Jul 26, 2024 07:57 AM IST
Jul 26, 2024 07:57 AM IST
UK hospitals are facing an unprecedented shortage of blood supplies owing to disruption from a cyber attack, health authorities said. The hospitals imposed limits on blood use and appealed for more donations. The ransomware attack took place on Synnovis- a provider of testing services- on June 3 and has resulted in large London hospitals run by Britain’s state-funded National Health Service (NHS) facing disruptions.
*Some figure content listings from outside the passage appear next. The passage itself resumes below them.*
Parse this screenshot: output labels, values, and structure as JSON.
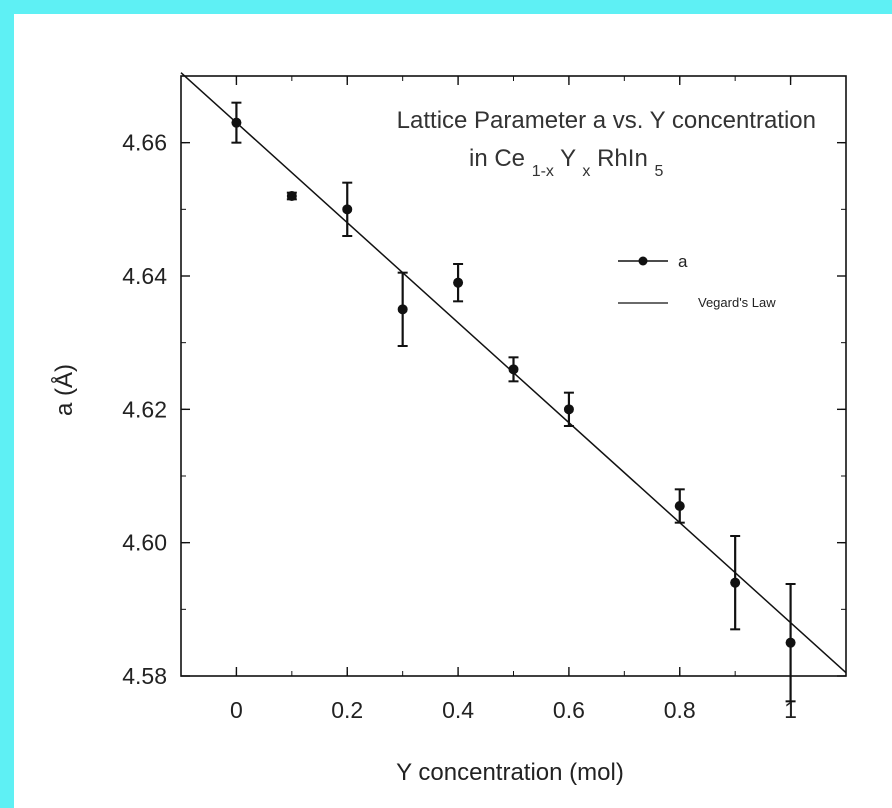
{
  "colors": {
    "background_border": "#5ef0f4",
    "plot_background": "#ffffff",
    "ink": "#111111"
  },
  "chart_data": {
    "type": "scatter",
    "title_line1": "Lattice Parameter a  vs. Y concentration",
    "title_line2": {
      "prefix": "in Ce",
      "sub1": "1-x",
      "mid": "Y",
      "sub2": "x",
      "rest": "RhIn",
      "sub3": "5"
    },
    "xlabel": "Y concentration   (mol)",
    "ylabel": "a   (Å)",
    "xlim": [
      -0.1,
      1.1
    ],
    "ylim": [
      4.58,
      4.67
    ],
    "x_ticks": [
      0,
      0.2,
      0.4,
      0.6,
      0.8,
      1
    ],
    "x_tick_labels": [
      "0",
      "0.2",
      "0.4",
      "0.6",
      "0.8",
      "1"
    ],
    "y_ticks": [
      4.58,
      4.6,
      4.62,
      4.64,
      4.66
    ],
    "y_tick_labels": [
      "4.58",
      "4.60",
      "4.62",
      "4.64",
      "4.66"
    ],
    "grid": false,
    "legend_position": "right-middle",
    "series": [
      {
        "name": "a",
        "kind": "points-with-errorbars",
        "x": [
          0,
          0.1,
          0.2,
          0.3,
          0.4,
          0.5,
          0.6,
          0.8,
          0.9,
          1.0
        ],
        "y": [
          4.663,
          4.652,
          4.65,
          4.635,
          4.639,
          4.626,
          4.62,
          4.6055,
          4.594,
          4.585
        ],
        "err": [
          0.003,
          0.0005,
          0.004,
          0.0055,
          0.0028,
          0.0018,
          0.0025,
          0.0025,
          0.007,
          0.0088
        ]
      },
      {
        "name": "Vegard's Law",
        "kind": "line",
        "x": [
          -0.1,
          1.1
        ],
        "y": [
          4.6705,
          4.5805
        ]
      }
    ]
  }
}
The attack also resulted in thousands of appointments for people to donate blood could not go ahead.
The NHS said that that this is a “perfect storm” as the current period is that of high demand and there is difficulty in finding blood donors in the summer. It added that stocks of blood have dropped to “unprecedentedly low levels”.
NHS Blood and Transplant Chief Executive Jo Farrar said in a statement as per news agency Reuters, “We urgently need more O group donors to come forward and help boost stocks to treat patients needing treatment. The need for O negative blood in particular remains critical.”
The SOS comes as there is only about 1.6 days’ worth of O negative blood – the universal type used in emergencies when a patient’s blood type is unknown – are left nationally, the NHS said. National stocks of all blood types is at 4.3 days as the NHS issued an “amber alert” to hospitals asking them to restrict the use of O type blood to essential cases and use substitutions in cases that it is safe to.
Earlier, a global IT outage affected the NHS’s appointment and patient record system.